Mandolin Cauliflower
Mandolin Cauliflower
Cauliflower Rice
Cauliflower Rice

Pour the cauliflower into a baking tray and season with salt. Put into the oven at 200 Degrees C. In my opinion this is the best way to cook cauliflower rice. Roasting it brings out the most flavour and makes it nutty in taste. Just don’t over cook it, it should take about 10 – 15 minutes.  I am just using plain cauliflower rice for this recipe but after you can season with flavourings, herbs to your taste. It is really nice just on its own in this recipe though as the pork has a lot of flavour.

Cooked Cauliflower Rice
Cooked Cauliflower Rice

The Pork

Ingredients

  • Pork Loin
  • Cornish Sea Salt

I use pork loin for this as it has some fat on the outside. Cut the pork into bite-sized chunks and season with salt.  I cut the pork fat off and cube it then add it with the rest.

Pork Loin
Pork Loin

The Vegetables

Ingredients

  • Swede / Cornish Turnip
  • Purple sprouting Broccoli
  • Chives
  • Wild Garlic
  • Pak Choi
Chives and wild garlic
Chives and wild garlic

 

Dice the swede into small chunks about 1cm by 2 cm.

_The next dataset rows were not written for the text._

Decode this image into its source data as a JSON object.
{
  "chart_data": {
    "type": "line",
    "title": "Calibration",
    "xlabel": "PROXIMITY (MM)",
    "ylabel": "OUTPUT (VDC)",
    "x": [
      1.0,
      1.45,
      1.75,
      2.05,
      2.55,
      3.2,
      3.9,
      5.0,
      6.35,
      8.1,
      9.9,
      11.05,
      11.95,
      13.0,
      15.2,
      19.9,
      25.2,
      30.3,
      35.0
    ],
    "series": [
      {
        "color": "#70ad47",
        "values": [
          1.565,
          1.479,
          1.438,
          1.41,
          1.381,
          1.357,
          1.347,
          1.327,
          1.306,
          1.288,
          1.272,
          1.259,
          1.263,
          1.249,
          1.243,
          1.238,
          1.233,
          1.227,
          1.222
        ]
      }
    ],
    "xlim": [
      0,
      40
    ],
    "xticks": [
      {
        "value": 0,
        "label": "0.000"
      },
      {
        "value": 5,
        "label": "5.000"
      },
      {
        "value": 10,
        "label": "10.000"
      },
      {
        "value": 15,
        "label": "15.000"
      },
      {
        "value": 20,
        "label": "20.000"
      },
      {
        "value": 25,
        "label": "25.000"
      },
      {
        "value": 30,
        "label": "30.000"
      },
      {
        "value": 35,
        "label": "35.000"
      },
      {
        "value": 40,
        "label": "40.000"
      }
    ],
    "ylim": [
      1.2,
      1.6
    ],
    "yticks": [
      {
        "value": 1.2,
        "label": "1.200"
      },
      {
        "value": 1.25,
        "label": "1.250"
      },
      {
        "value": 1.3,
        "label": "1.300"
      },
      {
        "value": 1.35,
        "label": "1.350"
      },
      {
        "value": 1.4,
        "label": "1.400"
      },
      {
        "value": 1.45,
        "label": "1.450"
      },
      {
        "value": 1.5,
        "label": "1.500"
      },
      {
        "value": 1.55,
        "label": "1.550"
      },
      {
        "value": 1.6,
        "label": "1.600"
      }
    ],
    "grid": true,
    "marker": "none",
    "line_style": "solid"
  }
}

They cant be too big as they will take too long to cook and we want them to take about 20 minutes. Finely chop the chives and the stem and leaves of the wild garlic. Combine them all into a bowl with the cubed pork and diced swede.

The mix

Ingredients

  • Cornish Kombu Seaweed
  • Splash of Coverack Artisan Malt Vinegar
  • Good splash of Cornish Rapeseed Oil
  • Salt
  • Good splash of water
The mix
The mix

Blend about half a piece of Cornish Kombu seaweed so its powdered  and add to the mix along with a splash of vinegar, oil and salt. You want the mixture to be moist with the oil and water.  If you don’t have a blender then you can just add the seaweed to about half a cup of hot water, leave it for 5 minutes  and add it all to the mix. Put the mix into a bowl that will fit into your steamer and cook for 20 – 30 minutes. The mix is ready  when the turnips are soft with no bite, this will be after the meat has cooked. The vegetables and meat should release its juices and will complement the flavourings of the mix to make a delicious broth .  Once its  cooked  remove the mix and steam the broccoli and pak choi.

Cooked mix
Cooked mix

Plating Up

You can either add the cauliflower rice to the bowl along with the pak choi and the broccoli  or serve it onto a plate and decorate it with the veg. Garnish with fresh chives, finely sliced sprouting broccoli  stems and fresh wild garlic.

 

Plated up
Plated up
The Final Plate
The Final Plate

Once cooked this dish’s flavours will come from the natural flavourings of the pork, fresh herbs and seaweed. There should be plenty of broth in the bottom of the mix after steaming, this broth will be enhanced by the seaweed  whilst not tasting of seaweed. The seaweed adds a umami taste that will keep you going back for more.  The taste is flavoursome, natural, deep, fresh and lively. Its a dish that feels good for you. Please make sure you don’t overcook the broccoli or Pak Choi  as they add a really nice difference in texture to the dish.

I hope you enjoy the dish, please let me know if have any questions or need any tips.